Labour leader, Sir Keir Starmer is interviewed by Laura Kuenssberg in Liverpool  before the start of the Labour Party annual Conference (PA)
Labour leader, Sir Keir Starmer is interviewed by Laura Kuenssberg in Liverpool before the start of the Labour Party annual Conference (PA)

He said people were facing a “very difficult winter” with supermarket customers “looking at the price of food and having to put it back down again” because of soaring costs.

“It’s on the back of 12 years of Tory failure. We’ve had an economy that hasn’t really grown very much for 12 years, we’ve had wages which haven’t really moved for 12 years, because they’ve taken the wrong decisions, they haven’t planned for the future.

“And now we’ve got this decision on Friday to take a very risky approach to the future, driven by this ideology, this argument – wrongheaded argument in my view – that if you simply allow the rich to get richer, somehow that money will trickle down into the pockets of all the rest of us.”

Confirming Labour’s opposition to the removal of the top rate of income tax, he told the BBC’s Sunday with Laura Kuenssberg: “I do not think that the choice to have tax cuts for those that are earning hundreds of thousands of pounds is the right choice when our economy is struggling the way it is, working people are struggling in the way they are … that is the wrong choice.”

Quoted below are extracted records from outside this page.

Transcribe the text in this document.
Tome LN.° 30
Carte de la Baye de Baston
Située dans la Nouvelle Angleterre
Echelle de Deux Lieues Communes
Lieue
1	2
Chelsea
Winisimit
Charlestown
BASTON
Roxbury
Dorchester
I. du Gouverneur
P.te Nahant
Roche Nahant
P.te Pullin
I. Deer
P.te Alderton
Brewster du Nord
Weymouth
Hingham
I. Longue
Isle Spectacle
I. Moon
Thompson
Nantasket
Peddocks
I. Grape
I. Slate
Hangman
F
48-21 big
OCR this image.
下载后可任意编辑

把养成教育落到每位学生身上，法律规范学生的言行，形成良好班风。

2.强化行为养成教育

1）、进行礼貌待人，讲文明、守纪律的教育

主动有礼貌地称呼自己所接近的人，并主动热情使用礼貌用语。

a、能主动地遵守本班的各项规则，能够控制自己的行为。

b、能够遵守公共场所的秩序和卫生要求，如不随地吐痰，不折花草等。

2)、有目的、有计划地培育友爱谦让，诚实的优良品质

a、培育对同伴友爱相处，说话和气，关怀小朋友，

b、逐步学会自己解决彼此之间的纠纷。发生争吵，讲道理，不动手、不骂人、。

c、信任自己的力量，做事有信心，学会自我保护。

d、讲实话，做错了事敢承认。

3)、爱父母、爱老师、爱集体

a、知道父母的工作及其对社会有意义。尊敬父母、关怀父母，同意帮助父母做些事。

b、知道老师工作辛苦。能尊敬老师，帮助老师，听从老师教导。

At conference, Sir Keir Starmer faced fresh demands to pave the way for Jeremy Corbyn to stand as a Labour candidate at the next general election.

Peter Talbot, of Islington North CLP, said: “If we don’t change the rules and Jeremy can’t stand for Labour at the next election, well that would just be a disaster for us frankly, it would not end well.

“It would be a gift to the Greens, to the Lib Dems and the Tories.”

Sir Keir Starmer faces a split with members over changing the voting system as the Labour Party conference chose to consider electoral reform.

Calls to ditch the first past the post system (FPTP) and replace it with proportional representation (PR) at general elections were made by several constituency Labour parties (CLPs).

They warned the current system – in which the candidate with the most votes in a constituency becomes an MP – favours the Conservatives and encourages voter apathy.

Instead they are calling for Labour to pledge to introduce PR, which would see the distribution of seats more closely linked to the number of votes cast.

Labour leader Sir Keir has insisted the issue is not a priority for him.

But it emerged as one of the six topics chosen by CLPs for debate in Liverpool after it received 195,844 votes on Sunday.

Sir Keir told the Observer: “There are a lot of people in the Labour party who are pro-PR but it’s not a priority and we go into the next election under the same system that we’ve got, first past the post, and I’m not doing any deals going into the election or coming out of the election.”